To test this we’ll gather the estimates for 5 of the quantile models at each of the 99 different points in the game and calculate how often, on average their final margin estimates were exceeded.

A particular quantile model is well-calibrated across all parts of the game if the line charting its performance is roughly a straight line with a value equal to the percentile it’s for.

So, for example, the top line in the chart above, which is for the model of the 90th percentile, should, ideally, be a straight line with a value of 90% across all game fraction values. We can see that it mostly is, except for the latter portions of the game, which is true to varying extents for all of the lines shown here (which are for the 75th, 50th, 25th, and 10th percentiles).
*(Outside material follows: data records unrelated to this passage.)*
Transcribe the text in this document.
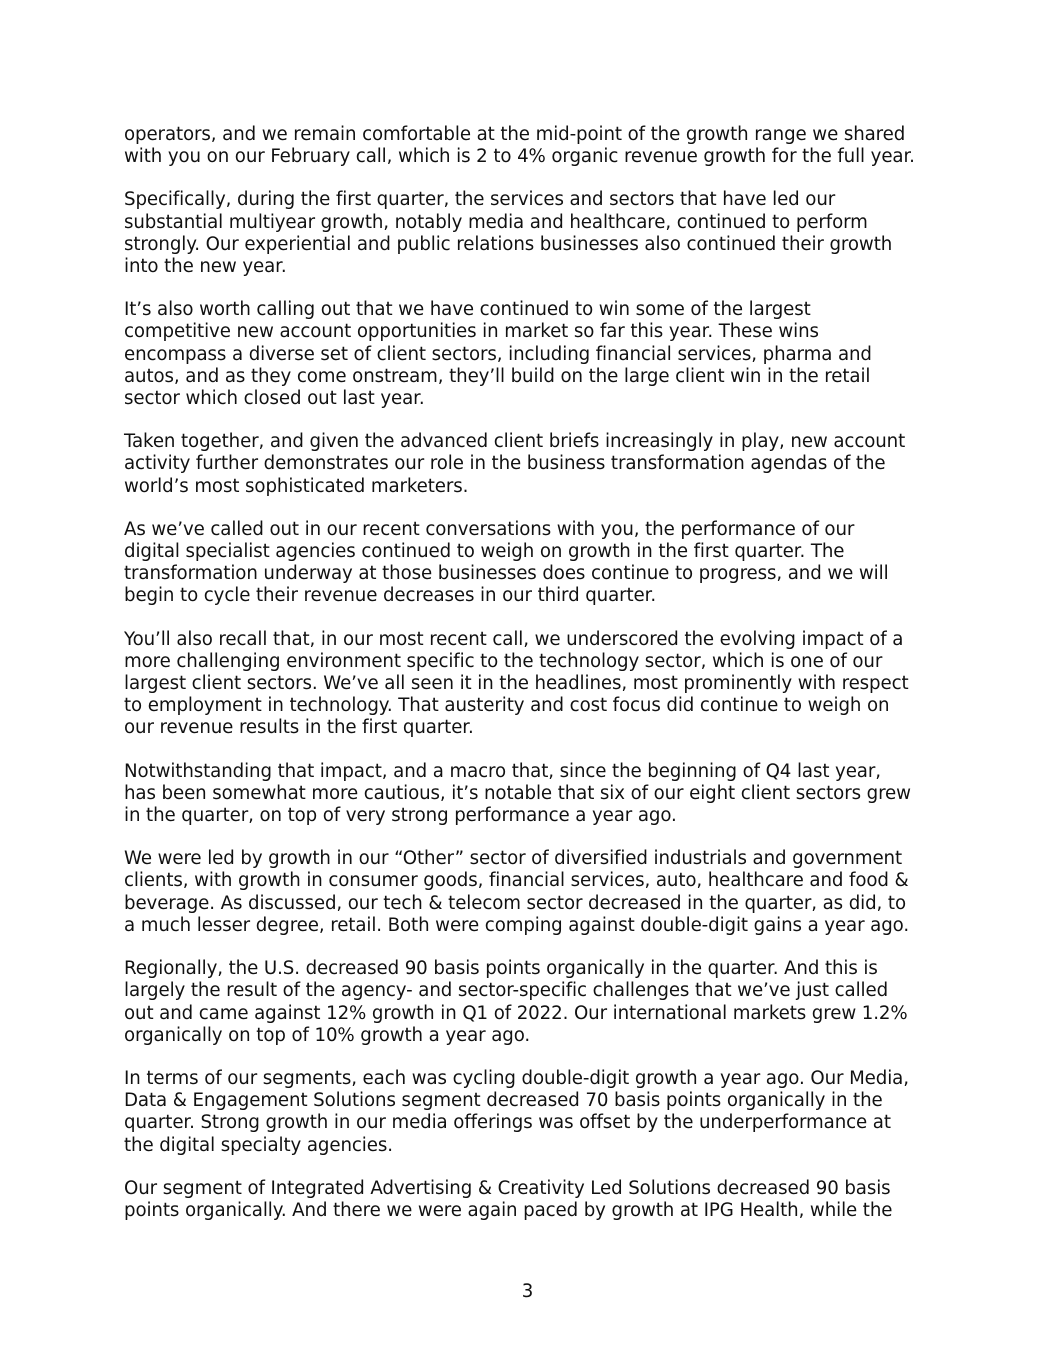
operators, and we remain comfortable at the mid-point of the growth range we shared
with you on our February call, which is 2 to 4% organic revenue growth for the full year.

Specifically, during the first quarter, the services and sectors that have led our
substantial multiyear growth, notably media and healthcare, continued to perform
strongly. Our experiential and public relations businesses also continued their growth
into the new year.

It’s also worth calling out that we have continued to win some of the largest
competitive new account opportunities in market so far this year. These wins
encompass a diverse set of client sectors, including financial services, pharma and
autos, and as they come onstream, they’ll build on the large client win in the retail
sector which closed out last year.

Taken together, and given the advanced client briefs increasingly in play, new account
activity further demonstrates our role in the business transformation agendas of the
world’s most sophisticated marketers.

As we’ve called out in our recent conversations with you, the performance of our
digital specialist agencies continued to weigh on growth in the first quarter. The
transformation underway at those businesses does continue to progress, and we will
begin to cycle their revenue decreases in our third quarter.

You’ll also recall that, in our most recent call, we underscored the evolving impact of a
more challenging environment specific to the technology sector, which is one of our
largest client sectors. We’ve all seen it in the headlines, most prominently with respect
to employment in technology. That austerity and cost focus did continue to weigh on
our revenue results in the first quarter.

Notwithstanding that impact, and a macro that, since the beginning of Q4 last year,
has been somewhat more cautious, it’s notable that six of our eight client sectors grew
in the quarter, on top of very strong performance a year ago.

We were led by growth in our “Other” sector of diversified industrials and government
clients, with growth in consumer goods, financial services, auto, healthcare and food &
beverage. As discussed, our tech & telecom sector decreased in the quarter, as did, to
a much lesser degree, retail. Both were comping against double-digit gains a year ago.

Regionally, the U.S. decreased 90 basis points organically in the quarter. And this is
largely the result of the agency- and sector-specific challenges that we’ve just called
out and came against 12% growth in Q1 of 2022. Our international markets grew 1.2%
organically on top of 10% growth a year ago.

In terms of our segments, each was cycling double-digit growth a year ago. Our Media,
Data & Engagement Solutions segment decreased 70 basis points organically in the
quarter. Strong growth in our media offerings was offset by the underperformance at
the digital specialty agencies.

Our segment of Integrated Advertising & Creativity Led Solutions decreased 90 basis
points organically. And there we were again paced by growth at IPG Health, while the

3
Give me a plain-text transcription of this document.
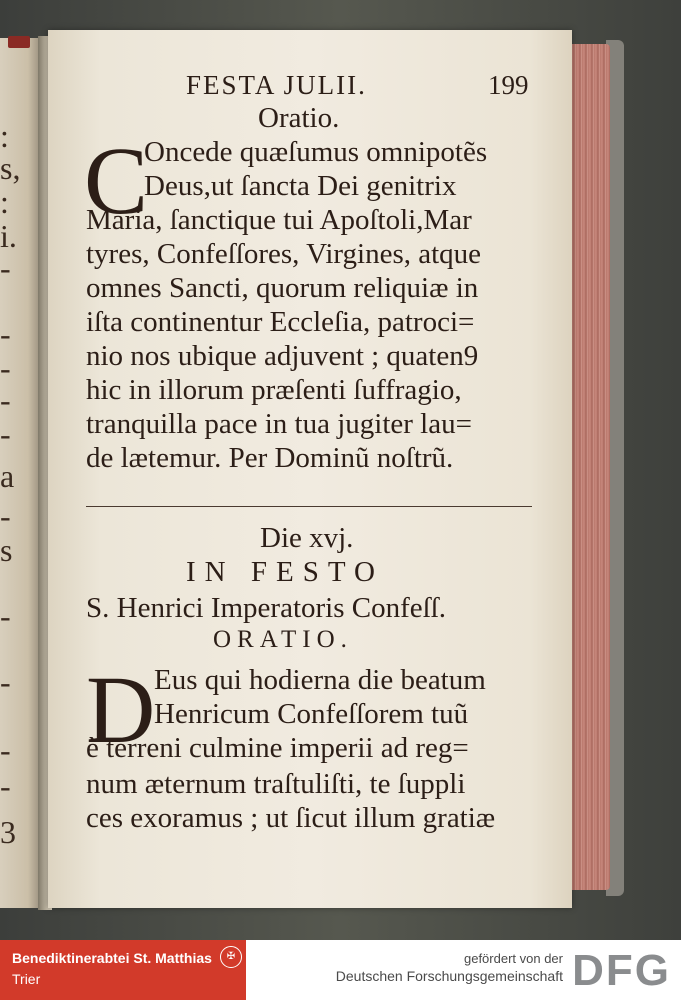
:
s,
:
i.
-
-
-
-
-
a
-
s
-
-
-
-
3
FESTA JULII.	199
Oratio.
C
Oncede quæſumus omnipotẽs
Deus,ut ſancta Dei genitrix
Maria, ſanctique tui Apoſtoli,Mar
tyres, Confeſſores, Virgines, atque
omnes Sancti, quorum reliquiæ in
iſta continentur Eccleſia, patroci=
nio nos ubique adjuvent ; quaten9
hic in illorum præſenti ſuffragio,
tranquilla pace in tua jugiter lau=
de lætemur. Per Dominũ noſtrũ.
Die xvj.
IN FESTO
S. Henrici Imperatoris Confeſſ.
ORATIO.
D
Eus qui hodierna die beatum
Henricum Confeſſorem tuũ
è terreni culmine imperii ad reg=
num æternum traſtuliſti, te ſuppli
ces exoramus ; ut ſicut illum gratiæ
Benediktinerabtei St. Matthias
Trier
✠	gefördert von der
Deutschen Forschungsgemeinschaft DFG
For the reasons outlined earlier, we can probably explain the deviations for the last 5% or so of the game and consider them close to unmodellable without additional data, but there do seem to be some signs of poorer calibration a little earlier in the final term, though the deviations are mostly around 5% points or less.

Nonetheless, this chart does suggest that some additional work might need to be done to the model to improve the coverage of final margin confidence interval forecasts for the second halves of final terms. In the meantime, a mental adjustment to them is appropriate.

One final metric that might be of interest is the mean absolute forecast error of the median quantile model across the game. In other words, on average and as the game progresses, how different is the final margin from the forecast provided by the median quantile model?

We see that, at the start of a game, the mean absolute error of the median model forecast is just under 30 points per game. That falls to about 20 points per game by half time, and 14 points per game by three-quarter time.


As the last piece for this blog, let’s look at the model’s performance, in-running, for an actual game from the sample.

The top chart tracks the final margin forecasts of 5 of the quantiles against the in-running, actual margin, shown in bright green. The pre-game estimate is that from the bookmaker’s line market handicap.

The bottom chart tracks the in-running home team probability estimate. The pre-game estimate is that from the bookmaker’s prices in the head-to-head market, and is calculated as Away Team Price / (Home Team Price + Away Team Price).


It’s clear that this model provides well-calibrated probability estimates for, at least, all but the last minute or so of a game, and provides confidence intervals with acceptable coverage for, at least, all but the last five or ten minutes of a game (longer if we’re only interested in the median forecast).

It might be possible to improve the coverage in the latter parts of games by including additional terms in the model, and this is something I plan to investigate.

I’m also keen to see how well this model will do on games from 2017 to 2019, none of which have been used in its construction.